Presentation and publicity of the artworks is a priority of the MO Museum. Therefore, interviews are often conducted with the artists, and audioguides are created and recorded.

== Projects==
===Literatų Street===
The project of Literatų Street was implemented in partnership with curator Eglė Vertelkaitė as well as over 100 different artists in the Old Town of Vilnius. More than 200 plates, made by different artists, were installed on the wall of Literatų Street to represent the wide prospect of Lithuanian literature. More information on the project and its artists' works can be found in a book Literatų street. Kuktūrinis gidas (2014), which was compiled and written by Milda Ivanauskienė, the director of MO Museum.

===Vilniaus Talking Statues===
MO Museum released a cultural guide The Path of Vilnius Statues to help the public get to know the capital through introduction to sculptures and monuments of Vilnius. The idea was renewed in 2015 by introducing a project Vilnius Talking Statues, when 15 of local statues were made interactive. This way Vilnius became the fourth city in the international project, amongst other world's megalopolises such as New York or Copenhagen. Audios’ texts on sculptures were written by famous Lithuanian writers and red to record by professional actors.

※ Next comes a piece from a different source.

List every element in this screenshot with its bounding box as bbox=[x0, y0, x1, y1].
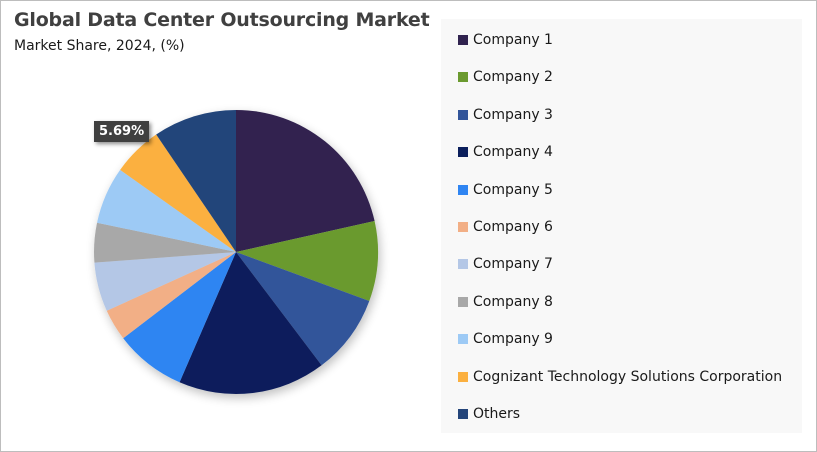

===The History of Culture===
Project The History of Culture included history on modernization of Lithuanian art, photography, scenography, literature, film, music and other fields of culture, was introduced in 2010. The unique archive of Lithuanian culture history was prepared in partnership with Lithuanian art critics, historians and theorists of culture, architecture and literature. This project is designated to be of use not only for researchers of various fields of culture but for teachers, students and pupils as well.

===Laboratory of Art===
Dedicated for management of personnel, Laboratory of Art was implemented in collaboration with a modern biotechnology company “Thermo Fisher Scientific Baltics” in 2016. Participants visited workspaces of the artists, attended creative workshops prepared by art critics, were introduced to the specifics of MO Museum's vaults. 3 month-long partnership with Thermo Fisher Scientific Baltics resulted in an exhibition “Bridges”, which was curated by 16 scientists from various fields such as scientific research, manufacture and administration.

===Travelling museum===
The team of MO Museum visited over a couple of tens of schools and communities in Vilnius with the project “Travelling museum” in 2010. They attempted to achieve a different point of view towards creativity, arts education as well as the relationship between arts world and the lifestyle of people. The team conducted numerous lessons and meetings during which the participants were able to get to know the Lithuanian culture in non-traditional forms and ways.